Wednesday, Apr 12 2006
Richard Sheridan wrote this lighthearted farce in 1775 when he was just 24, and even though it's considered a minor classic of the English theater, the play has the slightly naive, unformed sensibility that you'd expect from such a young playwright. The plot concerns the various suitors of Lydia Languish, a bored rich girl with a serious addiction to romance novels: Will she fall for the ridiculous country bumpkin, the violent Irishman, or the handsome trickster who looks good in a military uniform? The answer is obvious, but it's still fun to watch it play out. The Rivals features some memorable supporting characters, including Mrs. Malaprop (whose vocabulary disasters gave us the word "malapropism") and the jealous, preening Faulkland.
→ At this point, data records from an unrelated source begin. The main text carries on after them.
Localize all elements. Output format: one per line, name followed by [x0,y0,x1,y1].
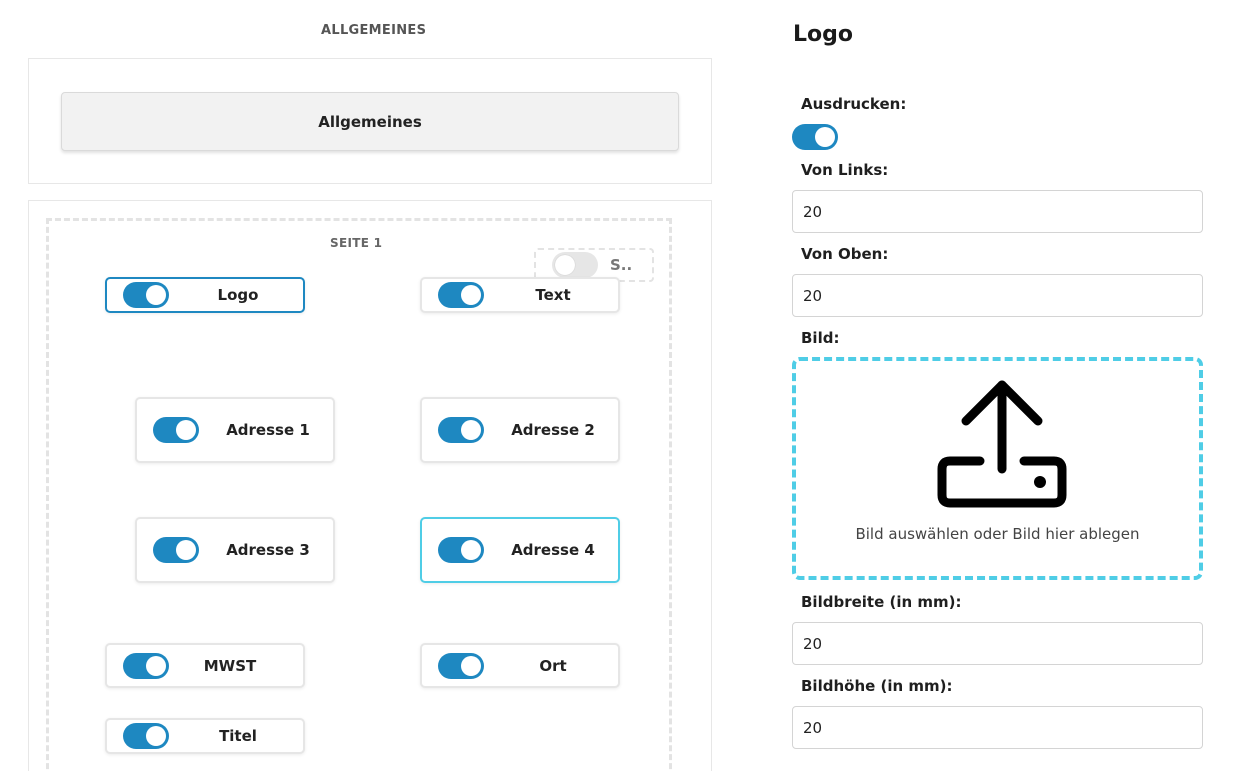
height-input[interactable] [792,706,1203,749]
field-card-adresse-4[interactable]: Adresse 4 [420,517,620,583]
field-card-text[interactable]: Text [420,277,620,313]
field-card-mwst[interactable]: MWST [105,643,305,688]
image-dropzone[interactable]: Bild auswählen oder Bild hier ablegen [792,357,1203,580]
field-card-logo[interactable]: Logo [105,277,305,313]
field-card-adresse-3[interactable]: Adresse 3 [135,517,335,583]
image-label: Bild: [801,329,840,347]
page-label: SEITE 1 [330,236,383,250]
general-button[interactable]: Allgemeines [61,92,679,151]
from-top-label: Von Oben: [801,245,889,263]
print-toggle[interactable] [792,124,838,150]
toggle-adresse-4[interactable] [438,537,484,563]
height-label: Bildhöhe (in mm): [801,677,953,695]
field-card-titel[interactable]: Titel [105,718,305,754]
dropzone-text: Bild auswählen oder Bild hier ablegen [855,525,1140,543]
field-label: Adresse 3 [226,541,310,559]
slot-label: S.. [610,256,633,274]
field-label: Adresse 4 [511,541,595,559]
toggle-adresse-1[interactable] [153,417,199,443]
width-label: Bildbreite (in mm): [801,593,962,611]
section-title: ALLGEMEINES [321,23,427,38]
field-label: Text [535,286,571,304]
toggle-text[interactable] [438,282,484,308]
field-card-ort[interactable]: Ort [420,643,620,688]
toggle-titel[interactable] [123,723,169,749]
from-left-input[interactable] [792,190,1203,233]
toggle-adresse-2[interactable] [438,417,484,443]
field-label: Titel [219,727,257,745]
toggle-mwst[interactable] [123,653,169,679]
toggle-adresse-3[interactable] [153,537,199,563]
field-card-adresse-2[interactable]: Adresse 2 [420,397,620,463]
panel-title: Logo [793,22,853,47]
field-label: Adresse 2 [511,421,595,439]
field-label: MWST [203,656,257,675]
field-label: Ort [539,656,567,675]
print-label: Ausdrucken: [801,95,907,113]
toggle-logo[interactable] [123,282,169,308]
from-top-input[interactable] [792,274,1203,317]
field-label: Adresse 1 [226,421,310,439]
slot-toggle[interactable] [552,252,598,278]
toggle-ort[interactable] [438,653,484,679]
from-left-label: Von Links: [801,161,889,179]
field-card-adresse-1[interactable]: Adresse 1 [135,397,335,463]
field-label: Logo [217,286,259,304]
upload-icon [937,380,1067,508]
width-input[interactable] [792,622,1203,665]
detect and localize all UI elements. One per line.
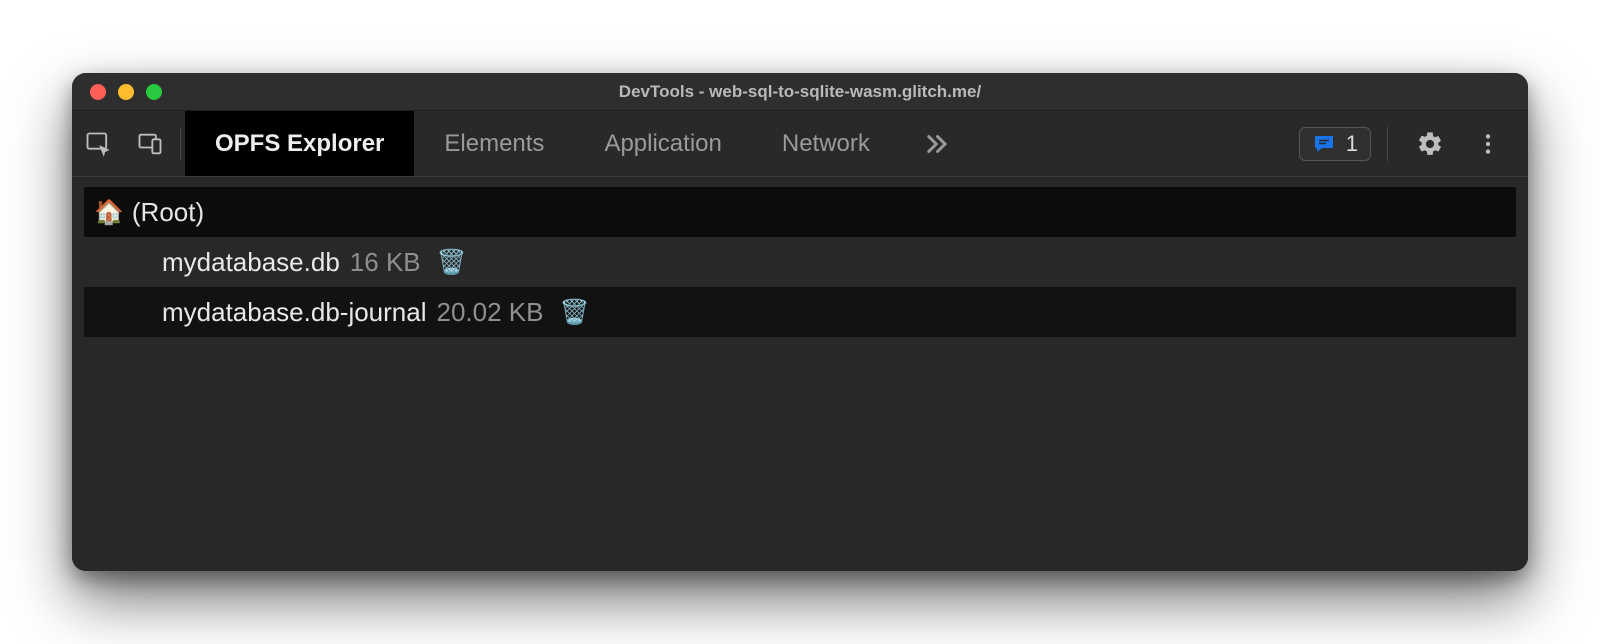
devtools-tabs: OPFS Explorer Elements Application Netwo… (185, 111, 970, 176)
tab-label: Network (782, 130, 870, 158)
toolbar-divider (180, 128, 181, 160)
chevron-double-right-icon (920, 129, 950, 159)
toolbar-right: 1 (1299, 121, 1528, 167)
tab-label: Application (604, 130, 721, 158)
more-tabs-button[interactable] (900, 111, 970, 176)
settings-button[interactable] (1404, 121, 1456, 167)
message-icon (1312, 132, 1336, 156)
tab-application[interactable]: Application (574, 111, 751, 176)
close-window-button[interactable] (90, 84, 106, 100)
issues-badge[interactable]: 1 (1299, 127, 1371, 161)
delete-file-button[interactable]: 🗑️ (437, 248, 467, 277)
tree-file-row[interactable]: mydatabase.db-journal 20.02 KB 🗑️ (84, 287, 1516, 337)
window-titlebar[interactable]: DevTools - web-sql-to-sqlite-wasm.glitch… (72, 73, 1528, 111)
inspect-icon (84, 130, 112, 158)
gear-icon (1416, 130, 1444, 158)
file-size: 16 KB (350, 247, 421, 278)
toolbar-divider (1387, 127, 1388, 161)
home-icon: 🏠 (94, 198, 124, 227)
tab-label: OPFS Explorer (215, 130, 384, 158)
tab-network[interactable]: Network (752, 111, 900, 176)
delete-file-button[interactable]: 🗑️ (559, 298, 589, 327)
tab-elements[interactable]: Elements (414, 111, 574, 176)
device-icon (136, 130, 164, 158)
trash-icon: 🗑️ (437, 248, 467, 277)
opfs-explorer-panel: 🏠 (Root) mydatabase.db 16 KB 🗑️ mydataba… (72, 177, 1528, 571)
trash-icon: 🗑️ (559, 298, 589, 327)
tab-opfs-explorer[interactable]: OPFS Explorer (185, 111, 414, 176)
inspect-element-button[interactable] (72, 121, 124, 167)
file-name: mydatabase.db-journal (162, 297, 427, 328)
file-size: 20.02 KB (437, 297, 544, 328)
device-toolbar-button[interactable] (124, 121, 176, 167)
tree-file-row[interactable]: mydatabase.db 16 KB 🗑️ (84, 237, 1516, 287)
issues-count: 1 (1346, 131, 1358, 157)
minimize-window-button[interactable] (118, 84, 134, 100)
vertical-dots-icon (1475, 131, 1501, 157)
tree-root-row[interactable]: 🏠 (Root) (84, 187, 1516, 237)
traffic-lights (72, 84, 162, 100)
tab-label: Elements (444, 130, 544, 158)
more-options-button[interactable] (1462, 121, 1514, 167)
maximize-window-button[interactable] (146, 84, 162, 100)
root-label: (Root) (132, 197, 204, 228)
file-name: mydatabase.db (162, 247, 340, 278)
devtools-window: DevTools - web-sql-to-sqlite-wasm.glitch… (72, 73, 1528, 571)
window-title: DevTools - web-sql-to-sqlite-wasm.glitch… (72, 82, 1528, 102)
devtools-toolbar: OPFS Explorer Elements Application Netwo… (72, 111, 1528, 177)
Sheridan had an undeniable gift for dialogue, and the actors' deft command of the language is one of the chief pleasures of the evening. Gregory Wallace whips Faulkland's solipsism into a flamboyant whirlwind, and Stacey Ross brings a passionate realism to the clear-headed Julia. Director Lillian Groag keeps the proceedings moving at a lively pace and finds a consistently appealing tone; however, she's not above the type of dog and poop jokes that remind us we're dealing with the 18th century's version of Three's Company.